Leprosy Cases Rise in Florida: What Do Dermatologists Need to Know?

August 15, 2023
Leprosy Cases Rise in Florida What Do Dermatologists Need to Know image

Carrie Kovarik, MD, talks to DermWire about the current leprosy outbreak and what to look out for in patients.

Leprosy is making headlines because of an outbreak in Florida, and although this disease is still rare, it should be on dermatologists' radar, says Carrie Kovarik, MD, a professor of dermatology and medicine at Perelman School of Medicine at the University of Pennsylvania in Philadelphia.

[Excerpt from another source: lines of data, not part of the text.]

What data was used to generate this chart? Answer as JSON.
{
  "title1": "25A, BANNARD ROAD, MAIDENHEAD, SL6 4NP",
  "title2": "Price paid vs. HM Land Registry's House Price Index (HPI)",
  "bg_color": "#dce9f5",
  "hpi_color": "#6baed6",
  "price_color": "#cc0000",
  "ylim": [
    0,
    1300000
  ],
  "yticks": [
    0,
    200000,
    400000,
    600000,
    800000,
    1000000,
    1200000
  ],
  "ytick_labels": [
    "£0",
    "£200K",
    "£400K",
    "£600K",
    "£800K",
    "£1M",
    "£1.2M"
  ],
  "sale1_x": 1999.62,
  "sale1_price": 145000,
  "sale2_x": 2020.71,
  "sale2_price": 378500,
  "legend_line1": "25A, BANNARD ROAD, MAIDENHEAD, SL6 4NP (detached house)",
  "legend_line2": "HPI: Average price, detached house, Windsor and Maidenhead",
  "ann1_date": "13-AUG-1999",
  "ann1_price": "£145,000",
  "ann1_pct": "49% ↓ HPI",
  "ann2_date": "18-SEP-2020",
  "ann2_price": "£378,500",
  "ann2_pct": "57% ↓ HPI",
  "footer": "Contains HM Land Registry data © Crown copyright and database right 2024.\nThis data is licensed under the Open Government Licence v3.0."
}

Leprosy is still uncommon in the United States, with an average of 180 cases/year reported in the country between 2011 and 2020, but there has been a change in the geography and epidemiology of the cases over the past decade. The number of reported cases has more than doubled in the Southeastern United States over the past decade, with a large proportion coming from Central Florida, according to the National Hanson’s (Leprosy) Disease Program. The Centers for Disease Control and Prevention reports that the growing body of literature suggests that Central Florida represents an endemic location for leprosy.

“Historically, the majority of patients in the US with leprosy lived or worked outside the country in disease-endemic areas and acquired their disease abroad or had prolonged contact with immigrants from leprosy-endemic countries; however, more recently, about one-third of people with leprosy in the US seem to have locally acquired the disease,” Dr. Kovarik tells DermWire.

The transmission mechanism for leprosy is not entirely known, although person-to-person transmission likely requires prolonged close contact. “Several research studies have also shown that a high proportion of cases in the Southeastern US, with no known traditional risk factors for leprosy, carry the same unique strain as nine-banded armadillos in the area.”

Although most of the patients do not report close contact with the armadillos, this suggests a role for zoonotic (animal-to-human) transmission, she says.

Armadillos that carry leprosy have long been present in Texas and Louisiana, but not until more recently were they found to be in other states, including Mississippi, Alabama, Georgia, and Florida. “It is difficult to predict if it will become more common in other locations,” she says.

 Making a Leprosy Diagnosis in 2023

“Leprosy presents on a spectrum, from just one to two pink or light-colored patches on the skin to 20 patches or the entire skin's being affected,” she says. Those affected can experience loss of sweating or numbness in the skin patches. 

“A thorough history and physical exam should be done to evaluate for leprosy,” she says. “Skin biopsies should also be done.”

Biopsies should be collected with a 4– to 5-mm punch, specimens should be deep enough to include subcutaneous fat, and biopsies should also be taken from an active margin of a lesion if possible. “Several specimens should be taken if multiple morphologies exist,” she says. Moreover, a thorough neurologic exam should be done as well as palpation for enlarged nerves. 

“Fill out your pathology form thoroughly in order to notify your dermatopathologist of your suspicion so that the appropriate stains can be ordered,” she says. “In difficult cases, the National Hanson’s Disease (Leprosy) Program can perform PCR on formalin-fixed, paraffin-embedded tissue or can perform secondary pathology review.”

When leprosy presents as a progressed disease, complications can occur, including involvement of the eyes and mucous membranes, she says.

The good news is that early treatment of disease gives an excellent prognosis and helps to prevent complications. “Dapsone, rifampin, and clofazimine (in multibacillary cases) are the standard medications that are used for treatment," she says. Treatment lasts 1 to 2 years, depending on the type of leprosy, and includes laboratory monitoring.